21 settembre 2016 ore 11:13, Luca Lippi
La procura lo aveva proposto e il Gip di Spoleto non ha divuto fare altro che dare seguito all’indicazione, confermata l’archiviazione l'archiviazione dell'indagine a carico del governatore della Banca d'Italia, Ignazio Visco, e di altre sette persone. 
Il gip di Spoleto Amodeo, secondo quanto si legge nel decreto (in possesso dell’Ansa da cui ricaviamo le conclusioni), ha accolto così la richiesta di archiviazione avanzata dal Pm e respinto tutte le opposizioni avanzate dai soci della Spoleto Crediti e Servizi (Scs) relative alla vicenda che ha portato il ministero dell'Economia a sottoporre ad amministrazione straordinaria sia la Banca Popolare di Spoleto  sia Scs.

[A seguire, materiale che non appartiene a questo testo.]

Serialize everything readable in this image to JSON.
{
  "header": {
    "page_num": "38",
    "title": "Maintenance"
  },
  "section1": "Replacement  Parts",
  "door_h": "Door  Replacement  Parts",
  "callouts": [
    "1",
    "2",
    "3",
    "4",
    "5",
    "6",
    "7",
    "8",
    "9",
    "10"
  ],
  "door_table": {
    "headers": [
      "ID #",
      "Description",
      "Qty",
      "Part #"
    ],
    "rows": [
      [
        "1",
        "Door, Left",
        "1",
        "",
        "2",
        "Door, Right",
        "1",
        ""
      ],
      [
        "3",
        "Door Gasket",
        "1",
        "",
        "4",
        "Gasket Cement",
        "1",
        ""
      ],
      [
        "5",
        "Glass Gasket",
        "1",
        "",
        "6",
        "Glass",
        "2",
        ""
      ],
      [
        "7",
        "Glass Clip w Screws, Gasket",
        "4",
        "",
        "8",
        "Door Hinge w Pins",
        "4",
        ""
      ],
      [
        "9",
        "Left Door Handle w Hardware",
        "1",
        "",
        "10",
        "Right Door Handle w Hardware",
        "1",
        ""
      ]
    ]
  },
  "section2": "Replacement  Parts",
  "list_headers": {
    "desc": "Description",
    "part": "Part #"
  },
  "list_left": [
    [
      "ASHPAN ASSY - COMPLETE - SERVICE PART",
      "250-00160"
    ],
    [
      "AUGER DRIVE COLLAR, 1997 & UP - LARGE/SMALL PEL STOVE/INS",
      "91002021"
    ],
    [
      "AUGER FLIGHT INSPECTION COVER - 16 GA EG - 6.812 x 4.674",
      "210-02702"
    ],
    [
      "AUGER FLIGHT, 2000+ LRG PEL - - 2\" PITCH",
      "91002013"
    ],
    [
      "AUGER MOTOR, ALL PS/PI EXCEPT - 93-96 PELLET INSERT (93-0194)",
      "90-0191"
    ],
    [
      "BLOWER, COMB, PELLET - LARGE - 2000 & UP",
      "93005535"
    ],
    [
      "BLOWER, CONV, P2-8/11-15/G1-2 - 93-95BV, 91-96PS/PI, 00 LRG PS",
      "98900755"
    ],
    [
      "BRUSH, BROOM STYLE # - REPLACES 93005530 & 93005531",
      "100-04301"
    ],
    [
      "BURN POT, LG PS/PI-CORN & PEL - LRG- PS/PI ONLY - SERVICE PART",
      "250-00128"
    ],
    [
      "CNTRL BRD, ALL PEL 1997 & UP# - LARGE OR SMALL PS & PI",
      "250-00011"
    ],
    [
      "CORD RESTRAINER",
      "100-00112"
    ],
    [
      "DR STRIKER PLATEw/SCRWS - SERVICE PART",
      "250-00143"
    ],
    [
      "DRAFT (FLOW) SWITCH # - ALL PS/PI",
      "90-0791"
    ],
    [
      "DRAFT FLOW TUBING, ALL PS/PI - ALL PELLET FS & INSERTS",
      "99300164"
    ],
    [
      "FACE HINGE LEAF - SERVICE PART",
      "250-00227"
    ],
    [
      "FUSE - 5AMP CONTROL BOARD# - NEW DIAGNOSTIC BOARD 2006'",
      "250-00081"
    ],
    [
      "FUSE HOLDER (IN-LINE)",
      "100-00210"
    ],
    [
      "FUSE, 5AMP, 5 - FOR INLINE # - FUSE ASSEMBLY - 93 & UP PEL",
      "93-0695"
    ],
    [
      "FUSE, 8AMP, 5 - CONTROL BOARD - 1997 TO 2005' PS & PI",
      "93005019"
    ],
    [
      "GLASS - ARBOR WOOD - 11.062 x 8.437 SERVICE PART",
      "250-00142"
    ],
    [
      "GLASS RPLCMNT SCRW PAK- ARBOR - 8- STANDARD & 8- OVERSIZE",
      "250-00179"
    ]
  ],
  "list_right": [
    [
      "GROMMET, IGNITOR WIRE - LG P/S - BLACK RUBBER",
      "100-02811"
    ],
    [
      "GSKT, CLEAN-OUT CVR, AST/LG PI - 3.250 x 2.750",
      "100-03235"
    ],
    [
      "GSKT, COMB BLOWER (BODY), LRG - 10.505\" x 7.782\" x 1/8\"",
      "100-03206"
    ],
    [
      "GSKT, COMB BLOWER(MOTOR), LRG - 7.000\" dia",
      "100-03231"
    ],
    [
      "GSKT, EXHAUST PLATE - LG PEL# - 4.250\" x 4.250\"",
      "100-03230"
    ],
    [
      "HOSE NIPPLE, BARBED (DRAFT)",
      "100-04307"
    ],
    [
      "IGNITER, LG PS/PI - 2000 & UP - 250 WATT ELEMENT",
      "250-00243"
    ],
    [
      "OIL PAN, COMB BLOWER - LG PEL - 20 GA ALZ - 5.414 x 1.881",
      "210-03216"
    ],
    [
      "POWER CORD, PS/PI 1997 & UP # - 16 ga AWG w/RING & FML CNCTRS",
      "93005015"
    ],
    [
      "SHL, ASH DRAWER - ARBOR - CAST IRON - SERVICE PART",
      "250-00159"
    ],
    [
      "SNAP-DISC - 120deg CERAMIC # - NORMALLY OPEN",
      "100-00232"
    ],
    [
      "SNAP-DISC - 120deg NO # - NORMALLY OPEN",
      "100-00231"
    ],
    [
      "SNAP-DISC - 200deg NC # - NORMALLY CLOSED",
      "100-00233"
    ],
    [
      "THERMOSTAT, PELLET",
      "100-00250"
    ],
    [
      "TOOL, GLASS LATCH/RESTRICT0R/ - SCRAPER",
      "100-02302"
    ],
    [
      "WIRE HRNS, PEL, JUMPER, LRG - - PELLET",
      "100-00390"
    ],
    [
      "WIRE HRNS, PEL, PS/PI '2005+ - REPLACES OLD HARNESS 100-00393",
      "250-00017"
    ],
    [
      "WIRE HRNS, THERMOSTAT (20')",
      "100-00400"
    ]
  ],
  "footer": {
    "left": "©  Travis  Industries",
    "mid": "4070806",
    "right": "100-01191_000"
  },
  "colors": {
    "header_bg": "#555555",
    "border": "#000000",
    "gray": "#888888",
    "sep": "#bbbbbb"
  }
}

Secondo gli esposti-denuncia presentati, "per effetto di ipotizzate condotte illegittime, il controllo della Popolare di Spoleto sarebbe stato ingiustamente sottratto a Scs e consegnato a Banco Desio e  della Brianza, con conseguente ingente danno patrimoniale per gli azionisti di Scs e della Popolare". La vicenda, nata e già conclusa a livello amministrativo, si chiude ora definitivamente anche sul piano giudiziario.

Bankitalia e Popolare Spoleto, archiviata indagine su Visco: 'Fatto non c'è'

Il governatore Visco, gli ex commissari della Popolare di Spoleto  nominati da Bankitalia, Giovanni Boccolini, Gianluca Brancadoro e Nicola Stabile, gli ex componenti del comitato di sorveglianza Silvano Corbella, Giovanni Domenichini e Giuliana Scognamiglio e il presidente della popolare, Stefano Lado, erano stati indagati per una serie di reati quali abuso di ufficio, corruzione, truffa e infedeltà patrimoniale, a seguito degli esposti-denuncia presentati.
Il pm aveva già concluso che, in relazione a ciascuna ipotesi di reato a carico degli indagati, non sussistevano "gli elementi fattuali o giuridici per la prosecuzione del procedimento, sub specie di infondatezza della notizia di reato ovvero di insostenibilità dell'accusa in giudizio". 
Nel decreto, il gip "ritiene pienamente condivisibili le considerazioni esposte dal pm nella richiesta di archiviazione del procedimento e non accoglibili le istanze degli opponenti di prosecuzione delle indagini". Non sono, quindi, necessarie indagini suppletive.